Thursday, February 24, 2011

Régis vous raconte

Peru has a very different climate than Manitoba. The group has had the
opportunity to experience this first hand. Temperatures during our
stay in Cañete have ranged between +19-36 degrees Celsius (at times as
much as 60 degrees higher than the recent lows in Manitoba). The day
starts off cloudy and humid but as the day progresses, the temperature
rises rapidly and the humidity disappears. It is very hot during the
day and because we are close to the equator, the sun is nearly
directly overhead and there is little shade to be had if you are not
in a building or under a tree. Of course, this means that we have to
work under difficult conditions. However, by drinking lots of water,
taking frequent small breaks etc,, it becomes quite manageable. It is
surprising how quickly one´s body adapts. The volunteers became very
productive very quickly.

Because the climate is so much warmer than back home, nearly
everything grows much better. Because the area is so dry, water is
needed. It is supplied by a vast irrigation system that was apparently
first developed by the Incas. Flowers, fruits, vegetables grow
abundantly and are readily available. The flowers are particularly
beautiful and grow taller and much bigger in this hot house.

The water has lots of silt in it....think of the colour of the Red
River .....only more so. This water does a great job of
supporting life in an area that would otherwise be a desert.
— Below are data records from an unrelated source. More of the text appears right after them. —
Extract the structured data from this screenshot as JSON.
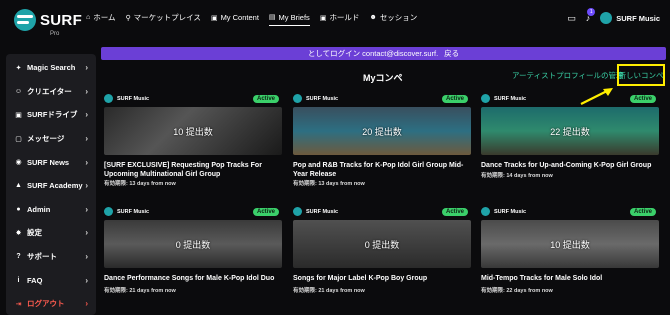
{
  "logo": {
    "name": "SURF",
    "sub": "Pro"
  },
  "nav": [
    {
      "icon": "home-icon",
      "glyph": "⌂",
      "label": "ホーム"
    },
    {
      "icon": "search-icon",
      "glyph": "⚲",
      "label": "マーケットプレイス"
    },
    {
      "icon": "folder-icon",
      "glyph": "▣",
      "label": "My Content"
    },
    {
      "icon": "document-icon",
      "glyph": "▤",
      "label": "My Briefs"
    },
    {
      "icon": "lock-icon",
      "glyph": "▣",
      "label": "ホールド"
    },
    {
      "icon": "users-icon",
      "glyph": "☻",
      "label": "セッション"
    }
  ],
  "topright": {
    "notification_count": "1",
    "user_name": "SURF Music"
  },
  "sidebar": [
    {
      "icon": "magic-icon",
      "glyph": "✦",
      "label": "Magic Search"
    },
    {
      "icon": "users-icon",
      "glyph": "☺",
      "label": "クリエイター"
    },
    {
      "icon": "drive-icon",
      "glyph": "▣",
      "label": "SURFドライブ"
    },
    {
      "icon": "message-icon",
      "glyph": "▢",
      "label": "メッセージ"
    },
    {
      "icon": "globe-icon",
      "glyph": "◉",
      "label": "SURF News"
    },
    {
      "icon": "academy-icon",
      "glyph": "▲",
      "label": "SURF Academy"
    },
    {
      "icon": "admin-icon",
      "glyph": "●",
      "label": "Admin"
    },
    {
      "icon": "settings-icon",
      "glyph": "✸",
      "label": "設定"
    },
    {
      "icon": "help-icon",
      "glyph": "?",
      "label": "サポート"
    },
    {
      "icon": "info-icon",
      "glyph": "i",
      "label": "FAQ"
    },
    {
      "icon": "logout-icon",
      "glyph": "⇥",
      "label": "ログアウト"
    }
  ],
  "banner": {
    "text": "としてログイン contact@discover.surf.",
    "back": "戻る"
  },
  "page": {
    "title": "Myコンペ",
    "manage_link": "アーティストプロフィールの管理",
    "new_button": "新しいコンペ"
  },
  "cards": [
    {
      "brand": "SURF Music",
      "status": "Active",
      "submissions": "10 提出数",
      "title": "[SURF EXCLUSIVE] Requesting Pop Tracks For Upcoming Multinational Girl Group",
      "deadline": "有効期限: 13 days from now"
    },
    {
      "brand": "SURF Music",
      "status": "Active",
      "submissions": "20 提出数",
      "title": "Pop and R&B Tracks for K-Pop Idol Girl Group Mid-Year Release",
      "deadline": "有効期限: 13 days from now"
    },
    {
      "brand": "SURF Music",
      "status": "Active",
      "submissions": "22 提出数",
      "title": "Dance Tracks for Up-and-Coming K-Pop Girl Group",
      "deadline": "有効期限: 14 days from now"
    },
    {
      "brand": "SURF Music",
      "status": "Active",
      "submissions": "0 提出数",
      "title": "Dance Performance Songs for Male K-Pop Idol Duo",
      "deadline": "有効期限: 21 days from now"
    },
    {
      "brand": "SURF Music",
      "status": "Active",
      "submissions": "0 提出数",
      "title": "Songs for Major Label K-Pop Boy Group",
      "deadline": "有効期限: 21 days from now"
    },
    {
      "brand": "SURF Music",
      "status": "Active",
      "submissions": "10 提出数",
      "title": "Mid-Tempo Tracks for Male Solo Idol",
      "deadline": "有効期限: 22 days from now"
    }
  ],
  "colors": {
    "accent": "#6b3fd6",
    "teal": "#39d0a5",
    "highlight": "#ffee00",
    "active_badge": "#3bd06a",
    "logout": "#ff5b4f"
  }
}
One of the great things about this experience is how close we are to
the nature that surrounds us. Because we are living in tents, we
experience it first hand. For example, there are lots of birds that
are singing and chattering constantly (even during the night). There
are lots of animals around. A herd of goats regularly visits our
campsite. There are many ducks living near a house near the site.
There are dogs everywhere and you meet many when visiting Cañete. One
challenge for the volunteers is sleeping through the rooster calls that
are especially loud during the night. Dogs also bark at various
intervals when we are sleeping. Of course this climate means that
there are insects (lots of very small harmless ants but NO
mosquitoes); however, the insects are not a huge probelm for us.

We eat outside at all times and it is surprisingly comfortable in the
shade under the patio; there is often a good breeze blowing.

Going to bed early, eating well, lots of exercise on the work site,
always being in the fresh air, being close to nature....all these
things are the ingredients for a great experience.